Here the answer
Secretary of State Hillary Clinton’s expected signing of the United
Nations’ Arms Trade Treaty has once again raised the question of whether
the terms of a treaty can take precedence over—even nullify—the rights
acknowledged and secured by the Constitution of the United States.
For decades, apostles of one-world government have endeavored to
convince the American people that treaties, rather than the
Constitution, embody the supreme law of the land. In 1952, Secretary of
State and Council on Foreign Relations member John Foster Dulles told the American Bar Association that “Treaty law can
override the Constitution.” “Treaties for example…can cut across the
rights given the people by their constitutional Bill of Rights.”
But the Supreme Court has more than once decided against the propaganda of the new world order crowd. In the landmark case Reid v Covert,
the Court ruled”…no agreement with a foreign nation can confer power on
the Congress, or on any other branch of Government, which is free from
the restraints of the Constitution.” In short, as “[the Supreme] Court
has regularly and uniformly recognized the supremacy of the Constitution
over a treaty,” the Constitution remains the supreme law of the land,
and treaties may neither supplant nor amend it.
However, treaty articles have been willfully applied in the U.S.
regardless of constitutional requirements or Supreme Court decisions.
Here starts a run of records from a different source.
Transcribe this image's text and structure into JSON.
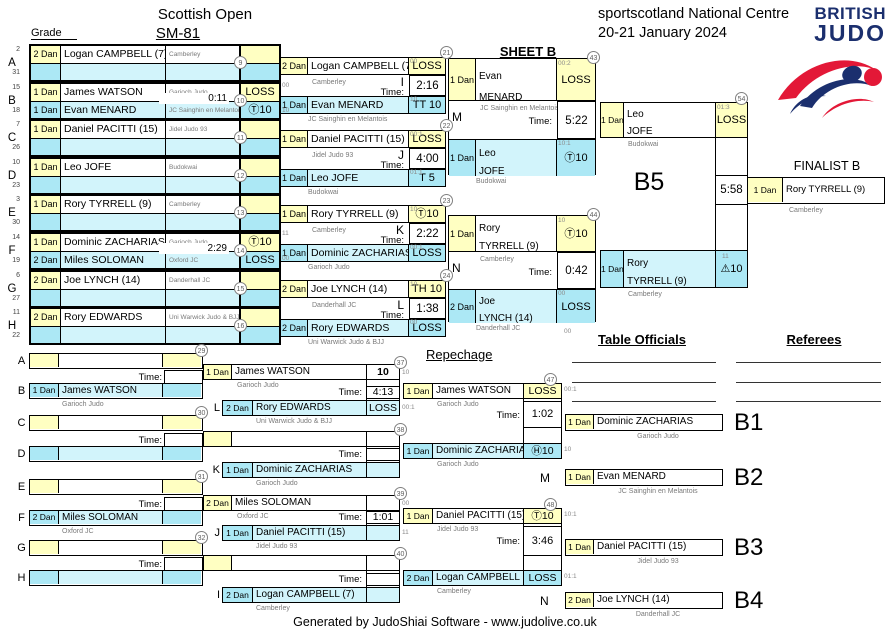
{
  "header": {
    "title": "Scottish Open",
    "category": "SM-81",
    "venue": "sportscotland National Centre",
    "dates": "20-21 January 2024",
    "grade_label": "Grade",
    "sheet_label": "SHEET B",
    "logo": {
      "line1": "BRITISH",
      "line2": "JUDO"
    }
  },
  "labels": {
    "time": "Time:",
    "finalist_title": "FINALIST B",
    "repechage_title": "Repechage",
    "table_officials": "Table Officials",
    "referees": "Referees",
    "final_code": "B5",
    "footer": "Generated by JudoShiai Software - www.judolive.co.uk"
  },
  "colors": {
    "yellow": "#ffffc2",
    "cyan_dark": "#ace8f5",
    "cyan_light": "#d2f4fb",
    "navy": "#1b2f6e",
    "red": "#e31837"
  },
  "round1": [
    {
      "letter": "A",
      "seed_top": "2",
      "seed_bottom": "31",
      "circle": "9",
      "time": "",
      "top": {
        "grade": "2 Dan",
        "name": "Logan CAMPBELL (7)",
        "club": "Camberley",
        "result": ""
      },
      "bottom": null
    },
    {
      "letter": "B",
      "seed_top": "15",
      "seed_bottom": "18",
      "circle": "10",
      "time": "0:11",
      "top": {
        "grade": "1 Dan",
        "name": "James WATSON",
        "club": "Garioch Judo",
        "result": "LOSS"
      },
      "bottom": {
        "grade": "1 Dan",
        "name": "Evan MENARD",
        "club": "JC Sainghin en Melantois",
        "result": "Ⓣ10"
      }
    },
    {
      "letter": "C",
      "seed_top": "7",
      "seed_bottom": "26",
      "circle": "11",
      "time": "",
      "top": {
        "grade": "1 Dan",
        "name": "Daniel PACITTI (15)",
        "club": "Jidel Judo 93",
        "result": ""
      },
      "bottom": null
    },
    {
      "letter": "D",
      "seed_top": "10",
      "seed_bottom": "23",
      "circle": "12",
      "time": "",
      "top": {
        "grade": "1 Dan",
        "name": "Leo JOFE",
        "club": "Budokwai",
        "result": ""
      },
      "bottom": null
    },
    {
      "letter": "E",
      "seed_top": "3",
      "seed_bottom": "30",
      "circle": "13",
      "time": "",
      "top": {
        "grade": "1 Dan",
        "name": "Rory TYRRELL (9)",
        "club": "Camberley",
        "result": ""
      },
      "bottom": null
    },
    {
      "letter": "F",
      "seed_top": "14",
      "seed_bottom": "19",
      "circle": "14",
      "time": "2:29",
      "top": {
        "grade": "1 Dan",
        "name": "Dominic ZACHARIAS",
        "club": "Garioch Judo",
        "result": "Ⓣ10"
      },
      "bottom": {
        "grade": "2 Dan",
        "name": "Miles SOLOMAN",
        "club": "Oxford JC",
        "result": "LOSS"
      }
    },
    {
      "letter": "G",
      "seed_top": "6",
      "seed_bottom": "27",
      "circle": "15",
      "time": "",
      "top": {
        "grade": "2 Dan",
        "name": "Joe LYNCH (14)",
        "club": "Danderhall JC",
        "result": ""
      },
      "bottom": null
    },
    {
      "letter": "H",
      "seed_top": "11",
      "seed_bottom": "22",
      "circle": "16",
      "time": "",
      "top": {
        "grade": "2 Dan",
        "name": "Rory EDWARDS",
        "club": "Uni Warwick Judo & BJJ",
        "result": ""
      },
      "bottom": null
    }
  ],
  "round2": [
    {
      "label": "I",
      "circle": "21",
      "time": "2:16",
      "edge_top": "00",
      "edge_bottom": "10",
      "top": {
        "grade": "2 Dan",
        "name": "Logan CAMPBELL (7)",
        "club": "Camberley",
        "result": "LOSS",
        "corner": "00"
      },
      "bottom": {
        "grade": "1 Dan",
        "name": "Evan MENARD",
        "club": "JC Sainghin en Melantois",
        "result": "TT 10",
        "corner": "10"
      }
    },
    {
      "label": "J",
      "circle": "22",
      "time": "4:00",
      "edge_top": "",
      "edge_bottom": "",
      "top": {
        "grade": "1 Dan",
        "name": "Daniel PACITTI (15)",
        "club": "Jidel Judo 93",
        "result": "LOSS",
        "corner": "00:1"
      },
      "bottom": {
        "grade": "1 Dan",
        "name": "Leo JOFE",
        "club": "Budokwai",
        "result": "T 5",
        "corner": "01:1"
      }
    },
    {
      "label": "K",
      "circle": "23",
      "time": "2:22",
      "edge_top": "11",
      "edge_bottom": "00",
      "top": {
        "grade": "1 Dan",
        "name": "Rory TYRRELL (9)",
        "club": "Camberley",
        "result": "Ⓣ10",
        "corner": "10"
      },
      "bottom": {
        "grade": "1 Dan",
        "name": "Dominic ZACHARIAS",
        "club": "Garioch Judo",
        "result": "LOSS",
        "corner": "00:1"
      }
    },
    {
      "label": "L",
      "circle": "24",
      "time": "1:38",
      "edge_top": "",
      "edge_bottom": "",
      "top": {
        "grade": "2 Dan",
        "name": "Joe LYNCH (14)",
        "club": "Danderhall JC",
        "result": "TH 10",
        "corner": "10"
      },
      "bottom": {
        "grade": "2 Dan",
        "name": "Rory EDWARDS",
        "club": "Uni Warwick Judo & BJJ",
        "result": "LOSS",
        "corner": "00"
      }
    }
  ],
  "semifinals": [
    {
      "label": "M",
      "circle": "43",
      "time": "5:22",
      "top": {
        "grade": "1 Dan",
        "first": "Evan",
        "last": "MENARD",
        "club": "JC Sainghin en Melantois",
        "result": "LOSS",
        "corner": "00:2"
      },
      "bottom": {
        "grade": "1 Dan",
        "first": "Leo",
        "last": "JOFE",
        "club": "Budokwai",
        "result": "Ⓣ10",
        "corner": "10:1"
      }
    },
    {
      "label": "N",
      "circle": "44",
      "time": "0:42",
      "top": {
        "grade": "1 Dan",
        "first": "Rory",
        "last": "TYRRELL (9)",
        "club": "Camberley",
        "result": "Ⓣ10",
        "corner": "10"
      },
      "bottom": {
        "grade": "2 Dan",
        "first": "Joe",
        "last": "LYNCH (14)",
        "club": "Danderhall JC",
        "result": "LOSS",
        "corner": "00"
      }
    }
  ],
  "final": {
    "code": "B5",
    "circle": "54",
    "time": "5:58",
    "top": {
      "grade": "1 Dan",
      "first": "Leo",
      "last": "JOFE",
      "club": "Budokwai",
      "result": "LOSS",
      "corner": "01:3"
    },
    "bottom": {
      "grade": "1 Dan",
      "first": "Rory",
      "last": "TYRRELL (9)",
      "club": "Camberley",
      "result": "⚠10",
      "corner": "11"
    }
  },
  "finalist": {
    "grade": "1 Dan",
    "name": "Rory TYRRELL (9)",
    "club": "Camberley"
  },
  "repechage": {
    "round1": [
      {
        "letter": "A",
        "row": "light",
        "player": null
      },
      {
        "letter": "B",
        "row": "cyan",
        "player": {
          "grade": "1 Dan",
          "name": "James WATSON",
          "club": "Garioch Judo"
        }
      },
      {
        "letter": "C",
        "row": "light",
        "player": null
      },
      {
        "letter": "D",
        "row": "cyan",
        "player": null
      },
      {
        "letter": "E",
        "row": "light",
        "player": null
      },
      {
        "letter": "F",
        "row": "cyan",
        "player": {
          "grade": "2 Dan",
          "name": "Miles SOLOMAN",
          "club": "Oxford JC"
        }
      },
      {
        "letter": "G",
        "row": "light",
        "player": null
      },
      {
        "letter": "H",
        "row": "cyan",
        "player": null
      }
    ],
    "pair_circles": [
      "29",
      "30",
      "31",
      "32"
    ],
    "pair_times": [
      "",
      "",
      "",
      ""
    ],
    "round2": [
      {
        "circle": "37",
        "time": "4:13",
        "top": {
          "grade": "1 Dan",
          "name": "James WATSON",
          "club": "Garioch Judo",
          "result": "10",
          "out": "10"
        },
        "bottom": {
          "label": "L",
          "grade": "2 Dan",
          "name": "Rory EDWARDS",
          "club": "Uni Warwick Judo & BJJ",
          "result": "LOSS",
          "out": "00:1"
        }
      },
      {
        "circle": "38",
        "time": "",
        "top": null,
        "bottom": {
          "label": "K",
          "grade": "1 Dan",
          "name": "Dominic ZACHARIAS",
          "club": "Garioch Judo",
          "result": "",
          "out": ""
        }
      },
      {
        "circle": "39",
        "time": "1:01",
        "top": {
          "grade": "2 Dan",
          "name": "Miles SOLOMAN",
          "club": "Oxford JC",
          "result": "",
          "out": "00"
        },
        "bottom": {
          "label": "J",
          "grade": "1 Dan",
          "name": "Daniel PACITTI (15)",
          "club": "Jidel Judo 93",
          "result": "",
          "out": "11"
        }
      },
      {
        "circle": "40",
        "time": "",
        "top": null,
        "bottom": {
          "label": "I",
          "grade": "2 Dan",
          "name": "Logan CAMPBELL (7)",
          "club": "Camberley",
          "result": "",
          "out": ""
        }
      }
    ],
    "round3": [
      {
        "circle": "47",
        "time": "1:02",
        "top": {
          "grade": "1 Dan",
          "name": "James WATSON",
          "club": "Garioch Judo",
          "result": "LOSS",
          "out": "00:1"
        },
        "bottom": {
          "grade": "1 Dan",
          "name": "Dominic ZACHARIAS",
          "club": "Garioch Judo",
          "result": "Ⓗ10",
          "out": "10"
        }
      },
      {
        "circle": "48",
        "time": "3:46",
        "top": {
          "grade": "1 Dan",
          "name": "Daniel PACITTI (15)",
          "club": "Jidel Judo 93",
          "result": "Ⓣ10",
          "out": "10:1"
        },
        "bottom": {
          "grade": "2 Dan",
          "name": "Logan CAMPBELL (7)",
          "club": "Camberley",
          "result": "LOSS",
          "out": "01:1"
        }
      }
    ],
    "results": [
      {
        "code": "B1",
        "label": "",
        "grade": "1 Dan",
        "name": "Dominic ZACHARIAS",
        "club": "Garioch Judo"
      },
      {
        "code": "B2",
        "label": "M",
        "grade": "1 Dan",
        "name": "Evan MENARD",
        "club": "JC Sainghin en Melantois"
      },
      {
        "code": "B3",
        "label": "",
        "grade": "1 Dan",
        "name": "Daniel PACITTI (15)",
        "club": "Jidel Judo 93"
      },
      {
        "code": "B4",
        "label": "N",
        "grade": "2 Dan",
        "name": "Joe LYNCH (14)",
        "club": "Danderhall JC"
      }
    ],
    "stray_score": "00"
  }
}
A
century ago, Theodore Roosevelt signed and implemented the terms of a
treaty “..for two years before the Senate acted.” He later stated
that he “…would have continued it until the end of [his] term, if
necessary, without any action by Congress.” Roosevelt claimed, “the
Constitution did not explicitly give me power to bring about the
necessary agreement with Santo Domingo. But the Constitution did not
forbid my doing what I did.” (3)
Would a re-elected Obama follow Roosevelt’s example by pressing the
Arms Trade Treaty on the American public? Certainly, the Eric Holder Department of Justice would have no compunction about enforcing this latest of Obama’s unconstitutional schemes to undermine the 2nd Amendment.
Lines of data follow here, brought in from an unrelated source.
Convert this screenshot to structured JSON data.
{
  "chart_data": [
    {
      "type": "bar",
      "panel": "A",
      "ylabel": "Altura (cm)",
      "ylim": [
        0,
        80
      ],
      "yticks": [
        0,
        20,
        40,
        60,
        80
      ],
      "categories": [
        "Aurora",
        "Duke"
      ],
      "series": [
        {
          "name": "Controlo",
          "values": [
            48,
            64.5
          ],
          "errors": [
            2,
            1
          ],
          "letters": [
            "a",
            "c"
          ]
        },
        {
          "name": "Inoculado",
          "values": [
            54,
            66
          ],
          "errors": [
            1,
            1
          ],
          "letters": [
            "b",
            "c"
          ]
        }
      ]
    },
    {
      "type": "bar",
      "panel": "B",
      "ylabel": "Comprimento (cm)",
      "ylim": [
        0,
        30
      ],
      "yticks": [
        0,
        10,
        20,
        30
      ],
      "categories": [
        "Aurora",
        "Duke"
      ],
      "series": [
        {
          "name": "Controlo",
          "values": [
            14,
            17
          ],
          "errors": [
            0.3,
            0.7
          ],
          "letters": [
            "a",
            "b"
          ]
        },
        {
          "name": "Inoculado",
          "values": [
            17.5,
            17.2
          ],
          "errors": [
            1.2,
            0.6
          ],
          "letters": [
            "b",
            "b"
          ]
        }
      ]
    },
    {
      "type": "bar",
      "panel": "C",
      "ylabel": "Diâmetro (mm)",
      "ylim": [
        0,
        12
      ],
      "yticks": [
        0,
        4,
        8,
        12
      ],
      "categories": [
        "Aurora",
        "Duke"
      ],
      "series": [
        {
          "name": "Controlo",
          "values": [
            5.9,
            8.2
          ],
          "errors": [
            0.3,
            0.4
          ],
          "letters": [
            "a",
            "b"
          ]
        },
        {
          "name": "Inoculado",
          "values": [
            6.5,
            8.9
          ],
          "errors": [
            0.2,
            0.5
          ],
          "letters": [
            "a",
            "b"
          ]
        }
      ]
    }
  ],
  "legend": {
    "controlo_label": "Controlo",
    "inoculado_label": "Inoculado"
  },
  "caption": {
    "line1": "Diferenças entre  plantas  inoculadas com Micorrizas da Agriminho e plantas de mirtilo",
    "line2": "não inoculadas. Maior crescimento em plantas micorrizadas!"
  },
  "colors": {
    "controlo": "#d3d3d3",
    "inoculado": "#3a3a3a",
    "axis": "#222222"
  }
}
And how could the combined might and authority of the executive branch
be prevented from exploiting the terms of this document in a federal
assault on the right to keep and bear arms?
The Reid Court
wrote that “…an international accord that is inconsistent with the U.S.
Constitution is void under domestic U.S. law, the same as any other
federal law in conflict with the Constitution.” But if Barack Obama was
willing to inflict the unconstitutional terms of a treaty on the
American people, he would certainly be willing to ignore any Court
ruling that sought to prevent it.
Though Congress has the authority to nullify a treaty legislatively
and federal courts have the power to overturn any unconstitutional
terms, the American public has learned that neither of these
institutions can be trusted with the defense of the Constitution or the
rights it secures. Should Barack Obama win re-election, it will be up to
the people to defend their 2nd Amendment rights. And that could make for a very messy affair.